Funding organizations must understand that proper sex offender treatment is costly and time-consuming. If the funding organization is not aware of this, a facility could find itself in trouble when unrealistic expectations are not met and the next state budget is being prepared. Some states may actually prefer long stays and perhaps a lifetime of treatment if the patient continues to meet commitment criteria. Try to clarify this issue from the beginning so you can determine which individuals are appropriate for your program. If your state wants you to take the hardest of the hard core, and there is no concern over length of treatment, then you can eliminate selection bias and better clarify treatment and recidivism issues for the rest of us.

Our average length of stay is well over two years. If we included people who were transferred to other units but remained in the hospital, our average length of stay would be significantly longer. It is easy for sex offenders to con their way through a limited-stay program. It is much harder to keep the con going for several years. Understand from the beginning that there may be individuals who should never leave an institutional setting in spite of careful scrutiny at the outset for motivated individuals with good prognostic features. Some can be dangerous both to others and your career if you are in a hurry to discharge them. Ideally you will have step-down units and comprehensive outpatient care. Most likely, you will have no community support and will meet resistance when referring even your lowest-risk patients to outpatient care. Length of stay could be decreased substantially with comprehensive, competent outpatient care and residential treatment for motivated sex offenders.

Aggressively treat comorbidities. Unstable or severe psychiatric comorbidity of any type increases the risk of relapse and/or failure to achieve treatment goals. Offer hormonal treatment, psychiatric management, and specialized psychological and behavioral therapies. Most patients who need hormonal therapy will voluntarily take leuprolide (Lupron) if approached in the right way. Many sex offenders are willing to do anything possible to avoid re-offending.

Forcefully advocate criminal sanctions for those who relapse during or after treatment. Develop a working relationship with the local prosecutor from the beginning. Sex offenders should have only one chance. If they believe further recidivism will result in admission to a nice, clean psychiatric facility, then the risk of relapse increases. Sex offenses are a psychiatric and criminal issue. Our patients understand we will advocate for a lengthy prison sentence (life preferably) for those who commit a serious sex crime. Pedophiles in our program are aware that they run a higher than average risk of injury or death in prison. We clip newspaper articles showing lengthy sentences for repeat offenders. We use every tool available to reduce relapse, including our view of reality.
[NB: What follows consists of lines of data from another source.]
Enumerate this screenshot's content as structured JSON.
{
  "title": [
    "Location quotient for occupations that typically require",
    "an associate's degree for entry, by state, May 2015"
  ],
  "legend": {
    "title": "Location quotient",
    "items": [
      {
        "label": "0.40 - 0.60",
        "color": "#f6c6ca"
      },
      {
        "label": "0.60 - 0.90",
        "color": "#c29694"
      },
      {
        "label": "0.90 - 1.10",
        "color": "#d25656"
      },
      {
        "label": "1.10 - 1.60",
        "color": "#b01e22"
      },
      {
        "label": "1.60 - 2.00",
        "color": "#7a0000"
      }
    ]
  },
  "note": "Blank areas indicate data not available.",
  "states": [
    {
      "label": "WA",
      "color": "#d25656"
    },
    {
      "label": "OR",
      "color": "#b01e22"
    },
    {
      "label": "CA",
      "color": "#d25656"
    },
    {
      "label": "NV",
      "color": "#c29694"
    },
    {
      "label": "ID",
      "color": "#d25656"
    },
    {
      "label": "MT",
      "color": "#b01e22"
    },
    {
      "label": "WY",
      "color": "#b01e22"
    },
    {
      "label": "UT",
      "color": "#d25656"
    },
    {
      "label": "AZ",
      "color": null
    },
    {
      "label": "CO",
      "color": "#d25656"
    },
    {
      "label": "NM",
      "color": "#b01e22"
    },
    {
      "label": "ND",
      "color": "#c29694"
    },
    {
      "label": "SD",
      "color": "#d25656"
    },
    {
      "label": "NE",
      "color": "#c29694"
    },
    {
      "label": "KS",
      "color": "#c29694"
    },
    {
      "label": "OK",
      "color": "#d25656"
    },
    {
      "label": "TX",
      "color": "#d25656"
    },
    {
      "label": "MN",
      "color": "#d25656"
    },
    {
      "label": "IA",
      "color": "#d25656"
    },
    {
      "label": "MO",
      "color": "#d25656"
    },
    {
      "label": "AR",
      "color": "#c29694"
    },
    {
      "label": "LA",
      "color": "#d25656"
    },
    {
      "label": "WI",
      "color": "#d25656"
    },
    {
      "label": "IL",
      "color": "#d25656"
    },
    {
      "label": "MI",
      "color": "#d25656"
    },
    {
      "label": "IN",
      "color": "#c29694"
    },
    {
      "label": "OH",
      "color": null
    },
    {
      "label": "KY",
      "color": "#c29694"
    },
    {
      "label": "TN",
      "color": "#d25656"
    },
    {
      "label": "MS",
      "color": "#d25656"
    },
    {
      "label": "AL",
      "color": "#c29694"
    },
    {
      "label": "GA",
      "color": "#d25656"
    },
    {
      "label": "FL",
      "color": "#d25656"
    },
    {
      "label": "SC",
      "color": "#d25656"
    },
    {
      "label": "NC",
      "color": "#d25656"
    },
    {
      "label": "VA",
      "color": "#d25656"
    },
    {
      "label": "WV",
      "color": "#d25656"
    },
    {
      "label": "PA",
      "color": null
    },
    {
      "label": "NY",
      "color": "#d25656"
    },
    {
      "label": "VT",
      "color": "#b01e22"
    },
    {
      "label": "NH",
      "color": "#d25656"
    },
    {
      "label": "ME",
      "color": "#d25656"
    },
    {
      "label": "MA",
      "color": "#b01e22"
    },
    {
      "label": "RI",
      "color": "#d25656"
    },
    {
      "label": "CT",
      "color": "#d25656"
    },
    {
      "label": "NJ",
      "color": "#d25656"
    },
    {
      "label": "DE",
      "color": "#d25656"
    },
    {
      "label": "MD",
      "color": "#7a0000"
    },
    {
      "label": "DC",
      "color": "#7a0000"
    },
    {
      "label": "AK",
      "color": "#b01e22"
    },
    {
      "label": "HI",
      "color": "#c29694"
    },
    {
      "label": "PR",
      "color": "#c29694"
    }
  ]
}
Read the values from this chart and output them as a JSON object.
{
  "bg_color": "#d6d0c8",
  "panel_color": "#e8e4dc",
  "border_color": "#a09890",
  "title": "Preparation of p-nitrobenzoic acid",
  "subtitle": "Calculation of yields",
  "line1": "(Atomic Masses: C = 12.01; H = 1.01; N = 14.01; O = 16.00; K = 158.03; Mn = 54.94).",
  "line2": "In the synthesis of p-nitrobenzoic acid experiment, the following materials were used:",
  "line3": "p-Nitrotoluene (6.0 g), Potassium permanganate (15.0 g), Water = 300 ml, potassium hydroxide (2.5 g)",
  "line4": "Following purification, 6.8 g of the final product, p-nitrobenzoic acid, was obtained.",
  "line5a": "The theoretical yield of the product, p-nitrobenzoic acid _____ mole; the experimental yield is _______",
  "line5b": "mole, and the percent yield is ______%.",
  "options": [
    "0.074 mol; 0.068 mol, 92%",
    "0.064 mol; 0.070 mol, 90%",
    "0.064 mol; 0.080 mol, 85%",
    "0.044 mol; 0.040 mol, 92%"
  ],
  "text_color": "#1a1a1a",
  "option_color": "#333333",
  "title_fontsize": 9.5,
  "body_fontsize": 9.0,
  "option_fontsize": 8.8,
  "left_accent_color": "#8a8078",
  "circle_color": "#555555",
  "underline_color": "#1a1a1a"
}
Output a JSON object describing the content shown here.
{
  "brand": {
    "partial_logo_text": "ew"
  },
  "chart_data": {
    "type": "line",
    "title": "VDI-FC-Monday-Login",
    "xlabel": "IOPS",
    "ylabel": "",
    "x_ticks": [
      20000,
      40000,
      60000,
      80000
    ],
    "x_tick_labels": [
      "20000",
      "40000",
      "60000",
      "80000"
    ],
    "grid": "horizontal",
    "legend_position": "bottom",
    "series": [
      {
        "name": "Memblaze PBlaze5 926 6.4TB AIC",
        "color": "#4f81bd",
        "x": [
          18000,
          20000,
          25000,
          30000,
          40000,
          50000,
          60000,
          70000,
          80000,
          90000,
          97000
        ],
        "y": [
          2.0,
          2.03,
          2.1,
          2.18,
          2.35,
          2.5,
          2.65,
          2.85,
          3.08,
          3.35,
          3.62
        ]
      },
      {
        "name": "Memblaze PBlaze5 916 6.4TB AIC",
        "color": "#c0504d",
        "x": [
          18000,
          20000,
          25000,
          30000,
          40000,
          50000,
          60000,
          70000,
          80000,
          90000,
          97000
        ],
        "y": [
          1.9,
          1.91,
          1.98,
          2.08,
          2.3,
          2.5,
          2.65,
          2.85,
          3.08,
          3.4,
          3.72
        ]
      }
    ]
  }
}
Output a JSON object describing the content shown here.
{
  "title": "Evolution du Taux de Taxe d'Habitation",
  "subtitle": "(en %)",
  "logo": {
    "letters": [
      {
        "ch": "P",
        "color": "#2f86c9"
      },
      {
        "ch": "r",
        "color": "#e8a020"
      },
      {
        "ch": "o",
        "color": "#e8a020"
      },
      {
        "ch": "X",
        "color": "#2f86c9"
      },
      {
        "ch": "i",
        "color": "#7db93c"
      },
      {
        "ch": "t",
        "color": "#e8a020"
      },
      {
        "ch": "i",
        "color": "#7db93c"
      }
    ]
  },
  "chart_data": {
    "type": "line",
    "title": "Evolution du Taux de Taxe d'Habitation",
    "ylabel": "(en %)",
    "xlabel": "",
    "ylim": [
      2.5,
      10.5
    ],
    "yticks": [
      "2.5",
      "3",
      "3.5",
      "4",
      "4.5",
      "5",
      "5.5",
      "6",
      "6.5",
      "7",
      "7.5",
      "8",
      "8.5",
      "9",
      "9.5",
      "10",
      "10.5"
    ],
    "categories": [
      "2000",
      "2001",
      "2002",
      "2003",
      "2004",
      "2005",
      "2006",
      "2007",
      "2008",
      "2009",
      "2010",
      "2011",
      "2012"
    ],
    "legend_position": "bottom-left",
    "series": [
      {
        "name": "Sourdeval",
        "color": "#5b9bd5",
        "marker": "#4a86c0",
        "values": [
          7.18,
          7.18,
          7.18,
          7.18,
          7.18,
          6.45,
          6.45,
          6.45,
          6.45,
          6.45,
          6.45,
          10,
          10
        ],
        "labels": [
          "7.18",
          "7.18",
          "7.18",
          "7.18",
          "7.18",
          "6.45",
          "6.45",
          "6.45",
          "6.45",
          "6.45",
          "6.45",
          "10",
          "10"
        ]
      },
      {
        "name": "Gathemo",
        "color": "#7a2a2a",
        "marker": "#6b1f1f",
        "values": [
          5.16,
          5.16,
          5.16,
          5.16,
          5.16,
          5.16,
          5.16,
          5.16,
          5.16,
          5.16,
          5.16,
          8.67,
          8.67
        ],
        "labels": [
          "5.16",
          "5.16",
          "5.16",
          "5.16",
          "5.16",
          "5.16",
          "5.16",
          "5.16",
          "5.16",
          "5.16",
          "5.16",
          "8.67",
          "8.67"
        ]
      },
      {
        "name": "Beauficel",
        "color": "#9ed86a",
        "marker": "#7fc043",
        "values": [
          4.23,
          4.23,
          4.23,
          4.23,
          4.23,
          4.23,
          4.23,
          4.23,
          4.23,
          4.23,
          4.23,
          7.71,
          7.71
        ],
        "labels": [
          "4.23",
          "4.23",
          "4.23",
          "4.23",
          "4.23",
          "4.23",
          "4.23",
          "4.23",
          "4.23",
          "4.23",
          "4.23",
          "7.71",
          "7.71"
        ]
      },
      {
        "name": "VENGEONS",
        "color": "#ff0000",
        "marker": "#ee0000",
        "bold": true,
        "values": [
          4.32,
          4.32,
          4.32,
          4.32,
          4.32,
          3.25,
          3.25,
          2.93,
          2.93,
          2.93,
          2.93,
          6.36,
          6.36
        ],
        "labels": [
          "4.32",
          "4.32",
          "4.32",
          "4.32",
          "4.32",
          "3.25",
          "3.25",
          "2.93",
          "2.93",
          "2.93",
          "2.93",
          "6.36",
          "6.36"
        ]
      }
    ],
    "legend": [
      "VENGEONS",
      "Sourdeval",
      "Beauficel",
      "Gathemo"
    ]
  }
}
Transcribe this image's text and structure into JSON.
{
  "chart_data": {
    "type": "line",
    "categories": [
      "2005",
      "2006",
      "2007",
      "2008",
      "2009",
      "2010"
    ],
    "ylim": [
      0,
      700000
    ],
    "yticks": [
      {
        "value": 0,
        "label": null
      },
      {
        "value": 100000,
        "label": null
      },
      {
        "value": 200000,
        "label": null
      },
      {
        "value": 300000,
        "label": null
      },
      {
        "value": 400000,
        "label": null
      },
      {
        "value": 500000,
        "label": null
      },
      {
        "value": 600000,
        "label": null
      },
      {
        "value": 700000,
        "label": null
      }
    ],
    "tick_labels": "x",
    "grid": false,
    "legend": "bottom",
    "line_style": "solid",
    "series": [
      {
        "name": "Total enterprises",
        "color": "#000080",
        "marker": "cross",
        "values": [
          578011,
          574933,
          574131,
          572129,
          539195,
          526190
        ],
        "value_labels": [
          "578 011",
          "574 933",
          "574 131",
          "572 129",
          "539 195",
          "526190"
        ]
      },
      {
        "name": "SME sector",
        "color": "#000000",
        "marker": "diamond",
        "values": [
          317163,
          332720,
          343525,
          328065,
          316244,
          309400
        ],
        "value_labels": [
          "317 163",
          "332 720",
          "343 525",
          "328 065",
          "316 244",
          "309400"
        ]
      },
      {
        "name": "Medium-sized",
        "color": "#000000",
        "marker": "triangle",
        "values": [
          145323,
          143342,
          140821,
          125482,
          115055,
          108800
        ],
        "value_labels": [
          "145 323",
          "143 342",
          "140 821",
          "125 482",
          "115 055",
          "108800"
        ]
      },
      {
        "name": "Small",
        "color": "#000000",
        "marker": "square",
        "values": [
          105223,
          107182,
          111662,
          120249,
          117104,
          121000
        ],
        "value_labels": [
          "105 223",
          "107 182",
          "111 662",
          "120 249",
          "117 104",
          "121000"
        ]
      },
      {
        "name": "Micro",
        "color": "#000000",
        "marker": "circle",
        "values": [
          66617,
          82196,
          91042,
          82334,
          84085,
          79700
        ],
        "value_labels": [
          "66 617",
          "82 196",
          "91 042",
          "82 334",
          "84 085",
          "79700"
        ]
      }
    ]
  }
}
Trust your judgment if countertransference is under control. Sex offenders cannot hide their true self when monitored 24 hours per day for several years. You will eventually realize who is trying to con you and who is committed to treatment (no pun intended). Some con artists eventually take treatment seriously and begin to make a sincere effort. Avoid making quick judgments on any individual. After all, you have several years to make any major decisions.

Finally, you may be surprised by your enjoyment of the work. Most pedophiles can be fairly likable and motivated for treatment, provided you select those with good prognostic features and treat them with respect in a humane, enriched environment. Psychiatric care of the standard hospital patient in modern times is not much different than working on an assembly line. If you are bored with factory work, then developing a sex offender program may reinvigorate your career.

Did I stir up any debate? I hope so!

Dr. Price is a board-certified psychiatrist working in a state hospital in Indiana. He completed his residency at Baylor College of Medicine in Houston.